The following article was published on December 22, 2016 by South Florida Hospital News.

By Stephen H. Siegel

The great basketball player Michael Jordon observed:

The minute you get away from fundamentals-whether it is proper technique, work ethic or mental preparation- the bottom can fall out of your game, your schoolwork, your job, or whatever you are doing.

In federal fiscal year 2016, the Department of Justice recovered $4.7 billion as the result of judgments and settlements under the Civil False Claims Act (“FCA”, the so-called “Whistleblower” statute). Over half of this amount, $2.5 billion, was collected from defendants involved in the healthcare industry. Paying attention to “fundamental” issues, such as coverage requirements, accurately billing for items and services rendered, and avoiding referral arrangements that implicate the Federal Kickback Prohibition or Self-Referral Restriction are fundamental aspects of doing business in this industry. However, as the issues, examples and lessons forgotten/ignored discussed below illustrate, there seems to be a significant gap between what should be and what certain healthcare providers and professionals actually are doing.

Issue #1 – One reason Whistleblowing is popular.

The fact that the Department of Justice collected $2.5 billion last year is clear evidence that a significant number of organizations and professionals are ignoring these fundamentals. No group seems to be more aware of this than the Whistleblowers who initiated many of these cases and received approximately 20% of that amount, $519 million.

Fundamental lesson forgotten/ignored #1. Whistleblowing is alive, well and can be very profitable.

Issues #2 and 3 – How large and where do not matter.

A significant number of the DOJ settlements in 2016 involved relatively small organizations that forgot/ignored fundamental principles. For example:

  • A two person dermatology practice in north Georgia agreed to pay $1.9 million in order to settle allegations that they billed for evaluation and management services that were not covered by Medicare. (All of the settlement amounts are exclusive of legal and consulting fees incurred in defending these defendants.)
  • A psychiatrist in solo practice improperly billed for telehealth services; in order to settle this allegation, the physician agreed to pay $36,704.

Fundamental lessons forgotten/ignored #2 and #3.

2. Before submitting claims for payment, make sure that the items/services rendered meet the requirements of Medicare/Medicaid.

3. No provider of healthcare items and services is too small or too remote to avoid scrutiny.

Issue 4- Exercising critical judgment is fundamental.

21st Century Oncology and its wholly-owned subsidiary, South Florida Radiation Oncology, LLC, settled allegations of performing unnecessary services. Under the FCA these defendants will pay $34.7 million, and the Whistleblower (a former 21st Century physicist) will receive $7 million.

Fundamental lesson forgotten/ignored #4. Physicians must always exercise their medical judgment and ask whether the items and services they provide/order are medically reasonable and necessary.

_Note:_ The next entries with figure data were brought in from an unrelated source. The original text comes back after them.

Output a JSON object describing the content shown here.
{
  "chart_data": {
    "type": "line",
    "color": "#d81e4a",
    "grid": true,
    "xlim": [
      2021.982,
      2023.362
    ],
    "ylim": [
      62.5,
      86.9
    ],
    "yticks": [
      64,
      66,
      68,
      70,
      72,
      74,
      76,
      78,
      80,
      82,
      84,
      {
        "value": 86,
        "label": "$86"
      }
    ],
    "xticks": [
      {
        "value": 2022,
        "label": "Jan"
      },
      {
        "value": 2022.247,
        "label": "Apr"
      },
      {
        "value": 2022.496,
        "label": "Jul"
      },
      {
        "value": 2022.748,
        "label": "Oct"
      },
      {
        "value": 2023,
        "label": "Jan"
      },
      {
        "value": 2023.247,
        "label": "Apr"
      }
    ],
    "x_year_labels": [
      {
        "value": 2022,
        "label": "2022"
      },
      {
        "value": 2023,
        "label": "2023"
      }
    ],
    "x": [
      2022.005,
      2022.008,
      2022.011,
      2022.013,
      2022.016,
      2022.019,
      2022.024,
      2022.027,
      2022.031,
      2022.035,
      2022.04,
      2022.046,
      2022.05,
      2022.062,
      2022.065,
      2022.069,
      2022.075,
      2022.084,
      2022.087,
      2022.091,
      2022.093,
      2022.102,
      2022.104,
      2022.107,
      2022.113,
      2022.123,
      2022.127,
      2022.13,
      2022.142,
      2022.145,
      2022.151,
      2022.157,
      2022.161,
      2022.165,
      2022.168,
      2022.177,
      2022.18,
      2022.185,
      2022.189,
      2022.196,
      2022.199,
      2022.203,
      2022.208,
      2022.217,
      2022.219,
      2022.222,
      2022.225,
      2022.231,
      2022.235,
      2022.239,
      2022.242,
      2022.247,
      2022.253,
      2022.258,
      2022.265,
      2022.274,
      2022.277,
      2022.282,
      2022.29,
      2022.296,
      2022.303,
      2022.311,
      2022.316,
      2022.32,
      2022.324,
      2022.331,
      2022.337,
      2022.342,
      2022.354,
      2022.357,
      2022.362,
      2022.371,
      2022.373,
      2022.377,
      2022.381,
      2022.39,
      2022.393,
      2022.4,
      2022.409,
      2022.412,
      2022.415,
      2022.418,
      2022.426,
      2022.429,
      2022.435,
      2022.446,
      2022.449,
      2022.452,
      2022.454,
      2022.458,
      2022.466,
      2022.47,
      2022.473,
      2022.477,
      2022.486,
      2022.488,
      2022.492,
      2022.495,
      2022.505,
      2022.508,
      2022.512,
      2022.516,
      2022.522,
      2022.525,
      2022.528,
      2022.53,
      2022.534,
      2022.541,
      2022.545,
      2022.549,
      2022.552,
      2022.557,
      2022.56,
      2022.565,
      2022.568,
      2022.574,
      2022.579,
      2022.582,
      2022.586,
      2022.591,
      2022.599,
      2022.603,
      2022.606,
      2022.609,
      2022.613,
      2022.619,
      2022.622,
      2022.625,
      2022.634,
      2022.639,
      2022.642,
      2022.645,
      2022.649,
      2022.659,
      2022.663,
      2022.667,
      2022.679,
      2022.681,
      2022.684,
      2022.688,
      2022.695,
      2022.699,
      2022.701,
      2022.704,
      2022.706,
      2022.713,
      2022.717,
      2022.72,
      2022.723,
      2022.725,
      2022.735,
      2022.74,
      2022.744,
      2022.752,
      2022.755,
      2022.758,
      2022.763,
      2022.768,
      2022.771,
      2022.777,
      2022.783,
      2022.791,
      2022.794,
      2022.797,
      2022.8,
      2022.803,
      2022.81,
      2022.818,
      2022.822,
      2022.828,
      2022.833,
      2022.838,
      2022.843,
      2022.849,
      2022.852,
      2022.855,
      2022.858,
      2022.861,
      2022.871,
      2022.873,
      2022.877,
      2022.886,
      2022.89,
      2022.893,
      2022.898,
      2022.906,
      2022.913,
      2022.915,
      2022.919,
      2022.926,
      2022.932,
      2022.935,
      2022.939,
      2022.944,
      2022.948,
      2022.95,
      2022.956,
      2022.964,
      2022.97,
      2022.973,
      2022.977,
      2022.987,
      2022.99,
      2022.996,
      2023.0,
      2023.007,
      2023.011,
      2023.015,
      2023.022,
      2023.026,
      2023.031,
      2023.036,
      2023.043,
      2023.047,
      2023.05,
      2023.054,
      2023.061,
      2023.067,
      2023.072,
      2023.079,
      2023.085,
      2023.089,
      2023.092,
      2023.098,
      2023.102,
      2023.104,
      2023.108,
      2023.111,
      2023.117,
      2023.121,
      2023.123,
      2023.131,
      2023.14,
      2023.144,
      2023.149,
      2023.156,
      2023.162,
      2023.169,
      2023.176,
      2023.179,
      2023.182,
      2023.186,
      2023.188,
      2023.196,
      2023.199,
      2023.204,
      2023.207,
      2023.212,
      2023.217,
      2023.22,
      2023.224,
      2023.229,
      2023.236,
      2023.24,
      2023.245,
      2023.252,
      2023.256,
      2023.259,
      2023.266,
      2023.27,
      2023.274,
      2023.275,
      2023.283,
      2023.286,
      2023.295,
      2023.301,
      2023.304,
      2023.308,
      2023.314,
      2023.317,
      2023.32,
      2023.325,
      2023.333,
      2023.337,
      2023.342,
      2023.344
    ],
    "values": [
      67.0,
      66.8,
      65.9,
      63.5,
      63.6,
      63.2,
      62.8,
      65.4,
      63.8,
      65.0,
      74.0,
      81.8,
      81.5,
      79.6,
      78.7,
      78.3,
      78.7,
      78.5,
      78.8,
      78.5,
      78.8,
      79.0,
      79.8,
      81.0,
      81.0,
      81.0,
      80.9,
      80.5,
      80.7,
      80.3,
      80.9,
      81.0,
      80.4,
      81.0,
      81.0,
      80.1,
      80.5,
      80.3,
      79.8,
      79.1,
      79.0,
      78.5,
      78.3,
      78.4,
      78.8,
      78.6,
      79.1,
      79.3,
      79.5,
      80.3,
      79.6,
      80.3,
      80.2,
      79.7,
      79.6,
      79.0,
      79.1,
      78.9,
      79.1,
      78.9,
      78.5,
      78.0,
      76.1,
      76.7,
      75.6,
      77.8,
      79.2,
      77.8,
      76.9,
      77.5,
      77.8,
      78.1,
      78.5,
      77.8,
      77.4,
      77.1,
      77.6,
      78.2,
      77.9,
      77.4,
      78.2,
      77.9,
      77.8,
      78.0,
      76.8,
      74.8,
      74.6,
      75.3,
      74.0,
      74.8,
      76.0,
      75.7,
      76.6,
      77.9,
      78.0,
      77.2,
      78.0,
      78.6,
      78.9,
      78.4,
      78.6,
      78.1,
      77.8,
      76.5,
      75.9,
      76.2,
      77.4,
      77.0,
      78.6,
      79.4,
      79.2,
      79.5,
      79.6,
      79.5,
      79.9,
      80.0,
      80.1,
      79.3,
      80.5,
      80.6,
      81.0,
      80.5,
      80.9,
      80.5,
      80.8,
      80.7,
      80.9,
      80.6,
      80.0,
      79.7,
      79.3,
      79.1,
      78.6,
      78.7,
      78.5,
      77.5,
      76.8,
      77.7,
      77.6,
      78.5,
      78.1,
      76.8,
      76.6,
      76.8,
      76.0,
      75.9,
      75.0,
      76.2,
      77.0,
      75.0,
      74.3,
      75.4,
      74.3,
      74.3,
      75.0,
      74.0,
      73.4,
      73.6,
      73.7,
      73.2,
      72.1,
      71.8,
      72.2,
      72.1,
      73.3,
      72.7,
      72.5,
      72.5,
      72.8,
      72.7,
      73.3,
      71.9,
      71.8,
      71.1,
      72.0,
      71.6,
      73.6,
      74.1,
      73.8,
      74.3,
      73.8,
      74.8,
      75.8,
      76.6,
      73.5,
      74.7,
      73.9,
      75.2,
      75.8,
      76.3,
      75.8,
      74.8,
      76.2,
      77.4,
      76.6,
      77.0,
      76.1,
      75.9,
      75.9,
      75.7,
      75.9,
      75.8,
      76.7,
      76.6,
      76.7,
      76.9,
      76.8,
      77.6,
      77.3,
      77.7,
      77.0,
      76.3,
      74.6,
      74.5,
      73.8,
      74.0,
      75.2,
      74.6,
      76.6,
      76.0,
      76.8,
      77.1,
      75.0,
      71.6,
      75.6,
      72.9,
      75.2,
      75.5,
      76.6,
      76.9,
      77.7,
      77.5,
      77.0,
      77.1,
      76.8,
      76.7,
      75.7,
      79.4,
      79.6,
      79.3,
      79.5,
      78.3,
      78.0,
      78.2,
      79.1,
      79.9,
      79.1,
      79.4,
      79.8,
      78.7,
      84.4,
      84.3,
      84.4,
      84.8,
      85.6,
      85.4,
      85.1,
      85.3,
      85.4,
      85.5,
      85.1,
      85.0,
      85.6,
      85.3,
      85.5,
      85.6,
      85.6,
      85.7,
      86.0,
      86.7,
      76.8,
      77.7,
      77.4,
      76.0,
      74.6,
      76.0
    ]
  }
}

Issue # 5 – Do not overlook potential collateral consequences.

A New Jersey physician (an OB-GYN) settled false claims allegations for $5.25 million and will be excluded from participating in the Federal health care programs (including Medicare and Medicaid) for 20 years. Whether the relevant state licensing boards will seek to revoke this physician’s license or take other actions remains to be seen.

Fundamental lesson forgotten/ignored #5. Healthcare organizations and professionals that submit claims for fraudulent services may find themselves facing both financial and professional disaster, even if they avoid imprisonment.

Issue #6 – No one is immune.

Toumey Healthcare, which faced a $237 million judgement under the FCA, finally settled this Whistleblower case for $72 million. Less well reported was its former chief executive officer’s settlement with the DOJ. In addition to paying a $1 million fine, he will be excluded from participation in the Federal health care programs for 4 years.

Fundamental lesson forgotten/ignored #6. Non-physicians, like CEOs, COOs, CFOs, and practice administrators, may be sanctioned too.

Other fundamental lessons forgotten/ignored that are common to FCA settlements include:

a. Nothing is secret. Many of these cases originate with individuals who are/were employees or contractors and know how an organization’s internal operations.

b. No organization is immune. The size of the organization, the location, or whether it is a for-profit or not-for-profit entity is of no consequence to Whistleblowers or the Department of Justice.

c. Professionals have more to lose. In addition to financial penalties, licensed healthcare professionals may face disciplinary sanctions and serious reputational damage.

d. Ignorance is not a defense. Organizations and professionals that do not maintain robust compliance programs, or do not seek or chose to ignore advice from experienced healthcare counsel may be assuming more risk than they recognize.

e. Fundamentals are key. No matter what happens with healthcare reform, you cannot ignore the fundamentals.

If, after considering this article, you are concerned about your organization or have questions, please consult with an attorney who has experience representing healthcare organizations and professionals in these types of matters.